One night in August 1956, while he was still in college at Georgia Tech, he and his father went out into a field near their home outside of Americus, Georgia, to see how well young Kohlhase, then in the Naval Reserve Officers Training Corps, could locate stars.
After about fifteen minutes of stargazing, he and his father spotted a light over the far end of the field moving parallel to the horizon. It blinked on about every ten seconds for a duration of two or three seconds. The light appeared to be going back and forth, left to right, above the trees, about the width of the field.
They thought little of it at the time and decided to walk back to the house. But looking back at the light, they realized it wasn't moving back and forth anymore. Instead, it was moving slowly toward them, pulsing on and off.
"It kept coming and finally stopped at a place that was about a forty-five-degree angle of elevation to us," said Kohlhase. "It emitted no sound and no exhaust. Then the first thing happened that really scared us. This thing turned a brilliant white hot. I shouldn't say hot because I didn't feel any heat from it, but it was extremely bright.

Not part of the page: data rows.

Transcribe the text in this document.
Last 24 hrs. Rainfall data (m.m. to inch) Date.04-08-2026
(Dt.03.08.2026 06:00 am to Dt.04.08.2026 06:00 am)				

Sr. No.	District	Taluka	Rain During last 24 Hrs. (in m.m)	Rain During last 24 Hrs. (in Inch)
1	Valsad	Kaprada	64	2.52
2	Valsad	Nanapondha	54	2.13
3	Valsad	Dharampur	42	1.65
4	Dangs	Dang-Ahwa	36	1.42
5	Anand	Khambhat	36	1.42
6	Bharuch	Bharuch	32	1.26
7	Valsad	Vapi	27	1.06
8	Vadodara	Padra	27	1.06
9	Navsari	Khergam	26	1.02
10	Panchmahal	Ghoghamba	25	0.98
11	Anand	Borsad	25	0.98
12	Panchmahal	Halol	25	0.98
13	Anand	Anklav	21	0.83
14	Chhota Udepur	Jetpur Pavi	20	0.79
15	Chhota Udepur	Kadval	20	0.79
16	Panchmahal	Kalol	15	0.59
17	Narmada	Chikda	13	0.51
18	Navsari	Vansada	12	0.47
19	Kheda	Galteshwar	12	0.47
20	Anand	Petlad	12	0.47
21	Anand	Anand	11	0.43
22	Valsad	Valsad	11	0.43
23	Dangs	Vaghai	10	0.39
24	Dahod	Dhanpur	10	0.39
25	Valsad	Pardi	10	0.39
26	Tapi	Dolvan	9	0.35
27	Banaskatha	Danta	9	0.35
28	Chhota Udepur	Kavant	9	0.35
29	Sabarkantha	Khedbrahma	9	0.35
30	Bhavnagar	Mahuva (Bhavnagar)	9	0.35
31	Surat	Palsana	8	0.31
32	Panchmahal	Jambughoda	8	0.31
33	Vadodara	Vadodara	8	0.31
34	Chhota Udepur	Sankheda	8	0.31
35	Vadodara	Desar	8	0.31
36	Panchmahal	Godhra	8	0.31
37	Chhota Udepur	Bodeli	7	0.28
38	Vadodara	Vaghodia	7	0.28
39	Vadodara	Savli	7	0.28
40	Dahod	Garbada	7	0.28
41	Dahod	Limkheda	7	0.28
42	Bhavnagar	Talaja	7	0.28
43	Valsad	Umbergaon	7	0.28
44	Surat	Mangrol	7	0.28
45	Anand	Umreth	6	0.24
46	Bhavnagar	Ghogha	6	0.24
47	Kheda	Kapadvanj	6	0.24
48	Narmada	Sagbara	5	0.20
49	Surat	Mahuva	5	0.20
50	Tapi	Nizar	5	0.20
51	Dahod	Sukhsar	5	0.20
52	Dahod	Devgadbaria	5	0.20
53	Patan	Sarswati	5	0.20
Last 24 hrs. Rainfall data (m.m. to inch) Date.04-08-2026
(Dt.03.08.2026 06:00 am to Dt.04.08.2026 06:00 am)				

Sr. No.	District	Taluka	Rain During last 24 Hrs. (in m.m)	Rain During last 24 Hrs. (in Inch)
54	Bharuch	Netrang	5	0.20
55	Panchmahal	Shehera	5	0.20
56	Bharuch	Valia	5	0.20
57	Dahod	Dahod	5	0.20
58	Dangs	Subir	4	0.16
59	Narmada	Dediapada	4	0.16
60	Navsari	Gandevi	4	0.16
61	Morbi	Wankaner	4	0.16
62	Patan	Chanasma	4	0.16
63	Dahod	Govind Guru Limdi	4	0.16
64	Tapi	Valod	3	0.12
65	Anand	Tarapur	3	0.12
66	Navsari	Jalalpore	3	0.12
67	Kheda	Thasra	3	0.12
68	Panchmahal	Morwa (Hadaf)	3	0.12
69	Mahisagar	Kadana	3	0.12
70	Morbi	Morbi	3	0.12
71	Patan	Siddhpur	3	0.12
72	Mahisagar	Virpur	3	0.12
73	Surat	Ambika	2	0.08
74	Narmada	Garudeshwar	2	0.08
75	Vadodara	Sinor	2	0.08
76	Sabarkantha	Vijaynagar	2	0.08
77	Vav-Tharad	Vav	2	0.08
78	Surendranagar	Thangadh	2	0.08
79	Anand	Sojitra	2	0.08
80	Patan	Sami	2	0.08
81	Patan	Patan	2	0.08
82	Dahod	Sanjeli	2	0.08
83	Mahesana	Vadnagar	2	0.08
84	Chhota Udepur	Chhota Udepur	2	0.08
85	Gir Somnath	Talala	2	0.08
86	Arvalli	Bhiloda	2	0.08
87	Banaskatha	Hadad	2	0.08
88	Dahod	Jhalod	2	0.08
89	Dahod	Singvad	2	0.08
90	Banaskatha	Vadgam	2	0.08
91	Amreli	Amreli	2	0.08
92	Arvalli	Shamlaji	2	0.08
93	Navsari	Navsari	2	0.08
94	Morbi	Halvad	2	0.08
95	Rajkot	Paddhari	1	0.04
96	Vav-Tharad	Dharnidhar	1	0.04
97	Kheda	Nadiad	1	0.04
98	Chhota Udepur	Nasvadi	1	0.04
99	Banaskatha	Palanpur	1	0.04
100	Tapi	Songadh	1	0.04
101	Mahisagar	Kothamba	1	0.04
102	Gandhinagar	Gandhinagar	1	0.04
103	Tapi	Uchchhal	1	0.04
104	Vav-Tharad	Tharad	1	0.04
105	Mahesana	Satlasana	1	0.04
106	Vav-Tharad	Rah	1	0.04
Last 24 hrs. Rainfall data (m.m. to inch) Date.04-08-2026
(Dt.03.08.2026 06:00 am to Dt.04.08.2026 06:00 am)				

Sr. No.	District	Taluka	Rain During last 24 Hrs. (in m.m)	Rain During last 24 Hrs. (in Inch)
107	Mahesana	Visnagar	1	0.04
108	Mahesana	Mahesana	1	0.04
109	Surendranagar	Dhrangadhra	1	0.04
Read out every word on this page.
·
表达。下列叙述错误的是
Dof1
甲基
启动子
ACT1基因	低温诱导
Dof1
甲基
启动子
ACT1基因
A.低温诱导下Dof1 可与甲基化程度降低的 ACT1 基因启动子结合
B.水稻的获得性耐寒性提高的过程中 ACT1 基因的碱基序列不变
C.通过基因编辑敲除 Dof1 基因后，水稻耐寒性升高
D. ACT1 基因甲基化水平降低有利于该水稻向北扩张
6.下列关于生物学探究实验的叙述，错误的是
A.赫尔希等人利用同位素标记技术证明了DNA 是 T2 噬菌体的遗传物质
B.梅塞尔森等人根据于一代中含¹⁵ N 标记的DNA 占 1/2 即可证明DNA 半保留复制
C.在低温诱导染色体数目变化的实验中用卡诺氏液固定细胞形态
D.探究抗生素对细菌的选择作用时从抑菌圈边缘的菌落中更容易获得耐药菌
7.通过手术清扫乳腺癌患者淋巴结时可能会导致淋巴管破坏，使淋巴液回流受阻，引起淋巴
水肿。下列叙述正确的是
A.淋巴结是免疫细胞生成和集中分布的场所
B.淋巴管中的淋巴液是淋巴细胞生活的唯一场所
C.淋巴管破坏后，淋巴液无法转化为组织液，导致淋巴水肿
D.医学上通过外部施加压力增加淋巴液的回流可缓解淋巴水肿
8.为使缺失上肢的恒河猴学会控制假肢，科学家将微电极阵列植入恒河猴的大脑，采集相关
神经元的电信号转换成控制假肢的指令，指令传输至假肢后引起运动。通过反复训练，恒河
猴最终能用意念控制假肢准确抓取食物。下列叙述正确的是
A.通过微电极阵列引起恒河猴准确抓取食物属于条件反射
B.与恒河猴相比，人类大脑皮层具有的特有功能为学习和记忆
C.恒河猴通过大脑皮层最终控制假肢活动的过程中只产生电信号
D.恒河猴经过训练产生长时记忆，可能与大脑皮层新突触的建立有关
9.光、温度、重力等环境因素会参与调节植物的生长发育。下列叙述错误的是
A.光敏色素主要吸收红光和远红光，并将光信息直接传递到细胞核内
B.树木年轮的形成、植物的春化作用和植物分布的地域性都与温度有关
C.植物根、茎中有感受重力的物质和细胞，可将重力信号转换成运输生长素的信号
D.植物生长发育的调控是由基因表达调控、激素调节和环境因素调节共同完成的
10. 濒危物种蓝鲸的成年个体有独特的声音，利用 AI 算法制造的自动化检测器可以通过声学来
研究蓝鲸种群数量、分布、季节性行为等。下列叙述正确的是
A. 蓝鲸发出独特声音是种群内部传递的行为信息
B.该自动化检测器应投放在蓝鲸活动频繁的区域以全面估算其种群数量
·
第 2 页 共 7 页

"I crouched down covering my face with my arms in anticipation of a possible explosion. I was convinced that whatever this – whatever it was, maybe an airplane – was about to blow up in a trillion pieces.
“But nothing happened. There was no noise. This brilliant whiteness began to dull, to tone down to about a blacksmith's horseshoe red, like when you pull a piece of iron out of the fire.
"For the first time, I could see its outline. It appeared to be a saucer-shaped object thirty to fifty feet in diameter that was fifty to a hundred yards away.
"Then it began to move slowly back in the other direction. When it got fairly far away, it looked more spherical than it did saucer shaped. The object continued moving until it got back over the tops of the distant pine trees.
"Then two other lights somewhere in the distance rose up from the other side of the trees. The three objects then moved off to the southwest and disappeared in a minute or so."
Kohlhase first revealed this to his scientific colleagues at the Jet Propulsion Laboratory in 1968 and told them:
"Being of a scientific discipline, I do not believe in 'flying saucers.' And, yet, what I saw did look like a large 'flying saucer' of a diameter of thirty to fifty feet and a thickness of five to fifteen feet.
“It is my opinion that the object was solid, that it contained an energy source that was the cause of the object's luminosity, and that it was under control. I will always remember and be impressed by this UFO sighting."
When Noemi Rodrigues saw the object rise out of the Amazon, it was disc shaped and glowing dull red, and then it turned brilliant and looked like a ball of fire. Kohlhase saw a brilliant white object tone down to a dull red and then he could make out its outline. It was disc-shaped.
In 1977, Brazilian Air Force Captain Uyrange Hollanda, four sergeants and a young hunter saw a "ball of fire" four times one night on the Guajará River, near Colares, but twice they saw a different shape as well. One time, the object turned its light off and they saw an amber-colored, disc-shaped object with white windows.
Later, the "ball of fire" passed over them and again turned its light out. All they could see was a green light on top and a red light on the bottom. They could see nothing else, but photographs they took revealed a disc-shaped object hovering vertically and apparently shining a beam of light of some kind at them.
All this proves only that some "balls of fire" are really disc-shaped objects that at times turn so bright that the shape behind it cannot be detected by the naked eye. Perhaps all "fireballs" are disc-shaped.
You would think that a mystery such as this phenomenon poses would be utterly fascinating to the scientists of the world, a challenge to end all challenges. Yet, only a relatively few scientists take it seriously.